La realizzazione aveva costruito per mesi. Durante un tentativo di iscrivere mia figlia a un corso di nuoto per bambini, ci sono voluti 20 minuti di pazienti suggerimenti da parte dello staff – “altri corsi, altri orari” – prima che quello che stavano davvero cercando di dire affondasse: il mio bambino, a quasi due anni, non era più un bambino.

Il mio bambino, a quasi due anni, non era più un bambino.

Il passaggio di suo fratello maggiore dalla culla al letto è avvenuto il primo giorno di un trasferimento internazionale dalla Virginia al Giappone per il lavoro di mio marito. Dal momento in cui nostro figlio ha scoperto di poter uscire dalla culla da viaggio, niente lo avrebbe più trattenuto. Dormiva rannicchiato accanto a noi nei letti degli ospiti e nelle camere d’albergo, i suoi piedi si infilavano esattamente tra le scapole di mio marito, le sue braccia attorno al mio viso. Quando settimane dopo ci siamo trasferiti nella nostra nuova casa e lo abbiamo sistemato in un letto tutto suo, è stato un sollievo. Inoltre, speravamo di avere un altro figlio. Meglio trasferirlo felicemente in un letto, prima che arrivi il prossimo bambino.

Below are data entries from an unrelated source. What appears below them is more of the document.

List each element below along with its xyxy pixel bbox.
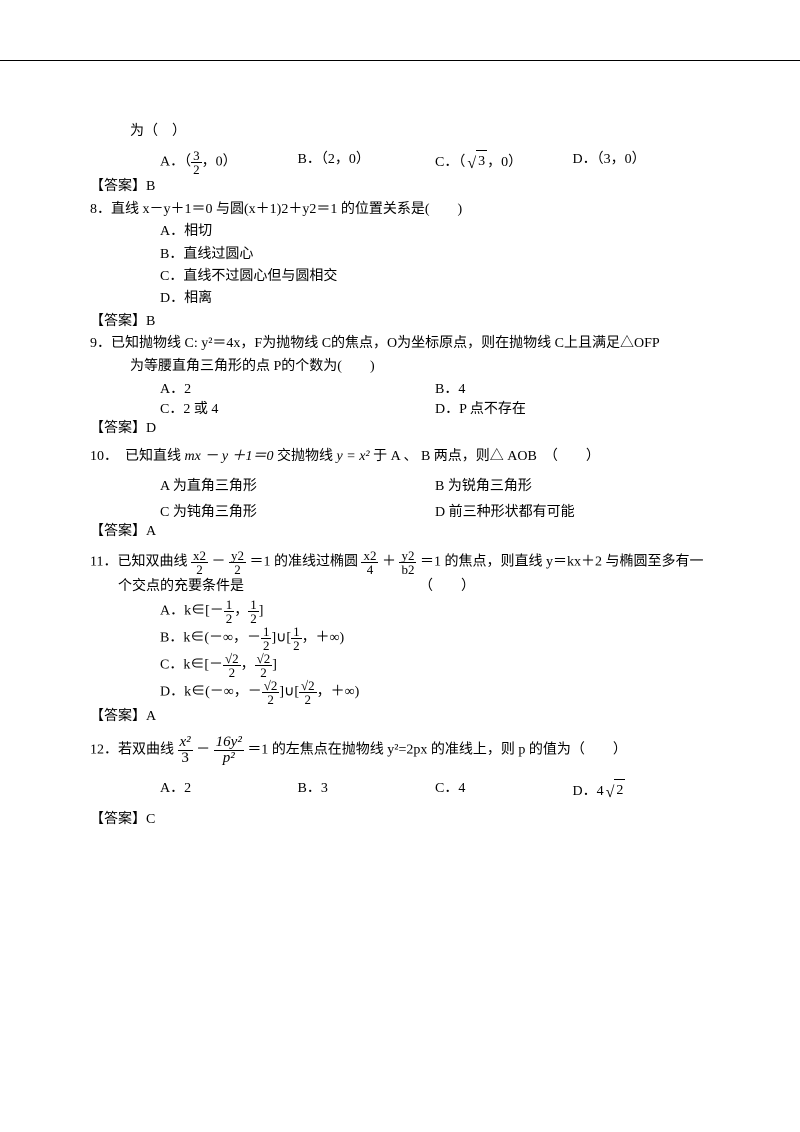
q12-options: A．2 B．3 C．4 D．42 (90, 778, 710, 804)
q9-options-row2: C．2 或 4 D．P 点不存在 (90, 398, 710, 418)
q8-option-b: B．直线过圆心 (90, 244, 710, 266)
sqrt-3: 3 (465, 149, 487, 175)
q9-stem-1: 9．已知抛物线 C: y²＝4x，F为抛物线 C的焦点，O为坐标原点，则在抛物线… (90, 333, 710, 355)
q7-option-b: B．（2，0） (298, 149, 436, 176)
q7-answer: 【答案】B (90, 176, 710, 198)
q12-option-c: C．4 (435, 778, 573, 804)
q10-option-a: A 为直角三角形 (160, 475, 435, 495)
q9-answer: 【答案】D (90, 418, 710, 440)
q10-option-c: C 为钝角三角形 (160, 501, 435, 521)
q11-option-d: D．k∈(－∞，－√22]∪[√22，＋∞) (90, 679, 710, 706)
q12-answer: 【答案】C (90, 809, 710, 831)
q7-option-c: C．（3，0） (435, 149, 573, 176)
q8-stem: 8．直线 x－y＋1＝0 与圆(x＋1)2＋y2＝1 的位置关系是( ) (90, 199, 710, 221)
q7-option-a: A．（32，0） (160, 149, 298, 176)
q11-stem-1: 11．已知双曲线 x22 － y22 ＝1 的准线过椭圆 x24 ＋ y2b2 … (90, 549, 710, 576)
q12-option-b: B．3 (298, 778, 436, 804)
frac-3-2: 32 (191, 149, 202, 176)
q11-answer: 【答案】A (90, 706, 710, 728)
q9-option-a: A．2 (160, 378, 435, 398)
q10-option-d: D 前三种形状都有可能 (435, 501, 710, 521)
q11-option-a: A．k∈[－12，12] (90, 598, 710, 625)
q11-stem-2: 个交点的充要条件是 （ ） (90, 576, 710, 598)
q9-option-b: B．4 (435, 378, 710, 398)
q12-stem: 12．若双曲线 x²3 － 16y²p² ＝1 的左焦点在抛物线 y²=2px … (90, 735, 710, 766)
q10-stem: 10． 已知直线 mx － y ＋1＝0 交抛物线 y = x² 于 A 、 B… (90, 446, 710, 468)
q8-option-c: C．直线不过圆心但与圆相交 (90, 266, 710, 288)
q7-stem-tail: 为（ ） (90, 121, 710, 143)
q8-option-a: A．相切 (90, 221, 710, 243)
q7-options: A．（32，0） B．（2，0） C．（3，0） D．（3，0） (90, 149, 710, 176)
q12-option-a: A．2 (160, 778, 298, 804)
q12-option-d: D．42 (573, 778, 711, 804)
q8-option-d: D．相离 (90, 288, 710, 310)
q10-option-b: B 为锐角三角形 (435, 475, 710, 495)
q8-answer: 【答案】B (90, 311, 710, 333)
q10-options-row1: A 为直角三角形 B 为锐角三角形 (90, 475, 710, 495)
sqrt-2: 2 (604, 778, 626, 804)
q9-stem-2: 为等腰直角三角形的点 P的个数为( ) (90, 356, 710, 378)
q10-options-row2: C 为钝角三角形 D 前三种形状都有可能 (90, 501, 710, 521)
q9-option-d: D．P 点不存在 (435, 398, 710, 418)
q10-answer: 【答案】A (90, 521, 710, 543)
q7-option-d: D．（3，0） (573, 149, 711, 176)
q11-option-b: B．k∈(－∞，－12]∪[12，＋∞) (90, 625, 710, 652)
document-page: 为（ ） A．（32，0） B．（2，0） C．（3，0） D．（3，0） 【答… (0, 60, 800, 892)
q11-option-c: C．k∈[－√22，√22] (90, 652, 710, 679)
q9-option-c: C．2 或 4 (160, 398, 435, 418)
q9-options-row1: A．2 B．4 (90, 378, 710, 398)
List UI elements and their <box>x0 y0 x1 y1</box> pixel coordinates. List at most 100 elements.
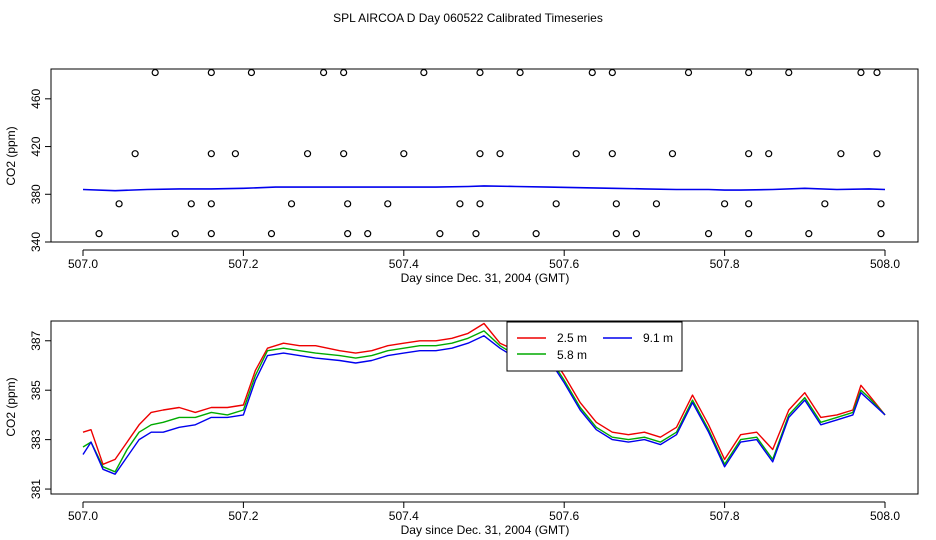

La culla era di seconda mano. Il conoscente che ce l’ha venduto ci ha avvertito che il suo stile a discesa non era più prodotto, ritenuto troppo rischioso. Non eravamo preoccupati; aveva funzionato abbastanza bene per i loro tre figli. Allo stesso modo ho sorvolato sull’emozione portentosa della moglie mentre pianificavamo che mio marito lo raccogliesse. “Non badare a me se piango quando lo prende”, ha scritto.

Felice di aver trovato i mobili bianchi perfetti per completare la mia visione meticolosamente tracciata per la cameretta, ho risposto: “Potrei piangere quando lo sistemerà!”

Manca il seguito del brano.